4.5     Interaction with other medicinal products and other forms of interaction

General
The sedative effects of antipsychotics, hypnotics, sedatives, anxiolytics, and antihistaminic drugs may be intensified; dosage reduction is recommended in such instances.

The metabolism of antidepressants is accelerated due to the hepatic effects of oral contraceptives, phenytoin, carbamazepine and barbiturates. The metabolism of antidepressants is inhibited by cimetidine and some other antipsychotics.

CYP3A4 inhibitors
In vitro drug metabolism studies suggest that there is a potential for drug interactions when trazodone is coadministered with cytochrome P4503A4 inhibitors (CYP3A4), such as erythromycin, ketoconazole, itraconazole, ritonavir, indinavir and nefazodone. CYP3A4 inhibitors may lead to a significant increase in the plasma concentration of trazodone. It has been confirmed by in vivo studies in healthy volunteers, that a ritonavir dose of 200 mg BID increases the plasma levels of trazodone greater than two-fold, leading to nausea, syncope and hypotension. Therefore, if trazodone is administered with a potent CYP3A4 inhibitor, a reduction in the dose of trazodone is needed. However, coadministration of trazodone and potent CYP3A4 inhibitors should be avoided where possible.

Carbamazepine
Coadministration of carbamazepine and trazodone results in reduced trazodone plasma concentrations.
Concomitant use of carbamazepine 400 mg daily led to a decrease in plasma levels of trazodone and its active metabolite m-Chlorophenylpiperazine of 76% and 60%, respectively. For this reason, patients taking trazodone in combination with carbamazepine should be closely monitored to assess whether there is a need for an increased dose of trazodone.

Tricyclic antidepressants
Concomitant use with trazodone should be avoided due to the risk of interaction. Carefully evaluate the possibility of onset of serotonin syndrome and cardiovascular adverse effects.

Fluoxetine
Rare cases have been reported of elevated trazodone plasma levels and adverse effects when trazodone had been combined with fluoxetine, a CYP1A2/2D6 cytochrome inhibitor. The mechanism underlying a pharmacokinetic interaction is not fully understood. A pharmacodynamic interaction (serotonin syndrome) cannot be excluded.
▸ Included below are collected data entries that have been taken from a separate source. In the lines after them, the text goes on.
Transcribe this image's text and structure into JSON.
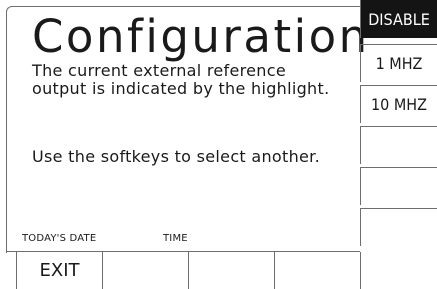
{
  "main": {
    "title": "Configuration",
    "paragraph1": "The current external reference output is indicated by the highlight.",
    "paragraph2": "Use the softkeys to select another."
  },
  "footer": {
    "date_label": "TODAY'S DATE",
    "time_label": "TIME"
  },
  "softkeys": [
    {
      "label": "DISABLE",
      "selected": true
    },
    {
      "label": "1 MHZ",
      "selected": false
    },
    {
      "label": "10 MHZ",
      "selected": false
    },
    {
      "label": "",
      "selected": false
    },
    {
      "label": "",
      "selected": false
    },
    {
      "label": "",
      "selected": false
    }
  ],
  "bottom_keys": [
    {
      "label": "EXIT"
    },
    {
      "label": ""
    },
    {
      "label": ""
    },
    {
      "label": ""
    },
    {
      "label": ""
    }
  ],
  "colors": {
    "selected_background": "#141414",
    "selected_text": "#ffffff",
    "border": "#6e6e6e"
  }
}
Monoamine oxidase inhibitors (MAOIs)
Possible interactions with monoamine oxidase inhibitors (MAOIs) have occasionally been reported.
Although some physicians do give both concurrently, use of trazodone concomitantly with MAOIs, or within two weeks after discontinuation of MAOI treatment, is not recommended. The administration of MAOIs within one week of stopping trazodone treatment is also not recommended.

Phenothiazines
Severe orthostatic hypotension has been observed in the event of concomitant use of phenothiazines, e.g.
chlorpromazine, fluphenazine, levomepromazine, and perphenazine.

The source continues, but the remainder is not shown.